Citing seven sources, Reuters reported on Thursday that the “European Central Bank’s (ECB) October rate decision is seen as wide open.”
ECB doves to fight for October rate cut after weak data.
Push for October rate cut likely to face resistance from ECB hawks arguing for pause.
Some sources raised a compromise solution in which rates are kept on hold in October but a strong hint is given about a likely December cut if data doesn't improve. But this would contradict the ECB's "meeting by meeting" approach.
Traders have increased their bets on an October rate cut after the recent weak Euro area business surveys and German sentiment data. Money markets now see an 80% likelihood of the ECB lowering its deposit rate by 25 basis points (bps) to 3.25%, compared to a 50% chance at the start of this week.
Markets are pricing in about 50 bps of rate cuts in total by the year-end.
EUR/USD has pared gains to trade flat at around 1.1135 following this report.
The European Central Bank (ECB) in Frankfurt, Germany, is the reserve bank for the Eurozone. The ECB sets interest rates and manages monetary policy for the region. The ECB primary mandate is to maintain price stability, which means keeping inflation at around 2%. Its primary tool for achieving this is by raising or lowering interest rates. Relatively high interest rates will usually result in a stronger Euro and vice versa. The ECB Governing Council makes monetary policy decisions at meetings held eight times a year. Decisions are made by heads of the Eurozone national banks and six permanent members, including the President of the ECB, Christine Lagarde.
In extreme situations, the European Central Bank can enact a policy tool called Quantitative Easing. QE is the process by which the ECB prints Euros and uses them to buy assets – usually government or corporate bonds – from banks and other financial institutions. QE usually results in a weaker Euro. QE is a last resort when simply lowering interest rates is unlikely to achieve the objective of price stability. The ECB used it during the Great Financial Crisis in 2009-11, in 2015 when inflation remained stubbornly low, as well as during the covid pandemic.

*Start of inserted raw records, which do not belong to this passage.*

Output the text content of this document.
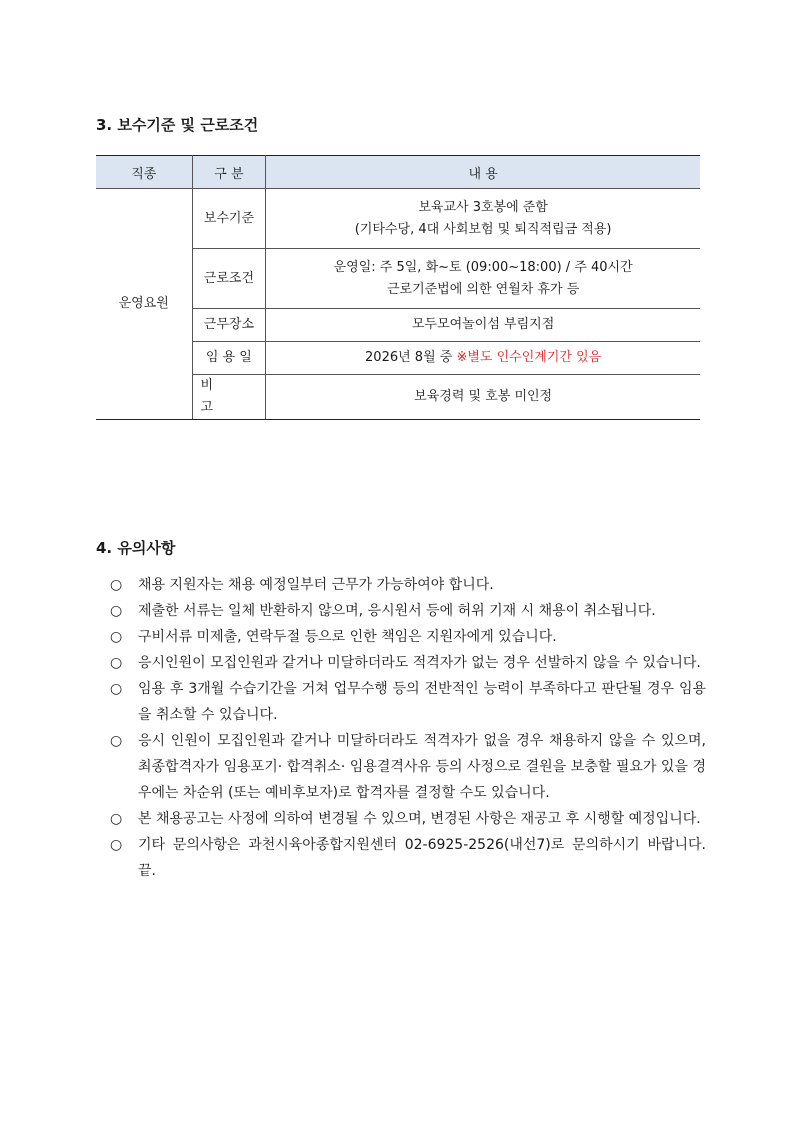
3. 보수기준 및 근로조건
직종	구 분	내 용
운영요원	보수기준	보육교사 3호봉에 준함
(기타수당, 4대 사회보험 및 퇴직적립금 적용)

	근로조건	운영일: 주 5일, 화~토 (09:00~18:00) / 주 40시간
근로기준법에 의한 연월차 휴가 등

	근무장소	모두모여놀이섬 부림지점
	임 용 일	2026년 8월 중 ※별도 인수인계기간 있음
	비 고	보육경력 및 호봉 미인정
4. 유의사항
○	채용 지원자는 채용 예정일부터 근무가 가능하여야 합니다.
○	제출한 서류는 일체 반환하지 않으며, 응시원서 등에 허위 기재 시 채용이 취소됩니다.
○	구비서류 미제출, 연락두절 등으로 인한 책임은 지원자에게 있습니다.
○	응시인원이 모집인원과 같거나 미달하더라도 적격자가 없는 경우 선발하지 않을 수 있습니다.
○	임용 후 3개월 수습기간을 거쳐 업무수행 등의 전반적인 능력이 부족하다고 판단될 경우 임용을 취소할 수 있습니다.
○	응시 인원이 모집인원과 같거나 미달하더라도 적격자가 없을 경우 채용하지 않을 수 있으며, 최종합격자가 임용포기· 합격취소· 임용결격사유 등의 사정으로 결원을 보충할 필요가 있을 경우에는 차순위 (또는 예비후보자)로 합격자를 결정할 수도 있습니다.
○	본 채용공고는 사정에 의하여 변경될 수 있으며, 변경된 사항은 재공고 후 시행할 예정입니다.
○	기타 문의사항은 과천시육아종합지원센터 02-6925-2526(내선7)로 문의하시기 바랍니다. 끝.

Quantitative tightening (QT) is the reverse of QE. It is undertaken after QE when an economic recovery is underway and inflation starts rising. Whilst in QE the European Central Bank (ECB) purchases government and corporate bonds from financial institutions to provide them with liquidity, in QT the ECB stops buying more bonds, and stops reinvesting the principal maturing on the bonds it already holds. It is usually positive (or bullish) for the Euro.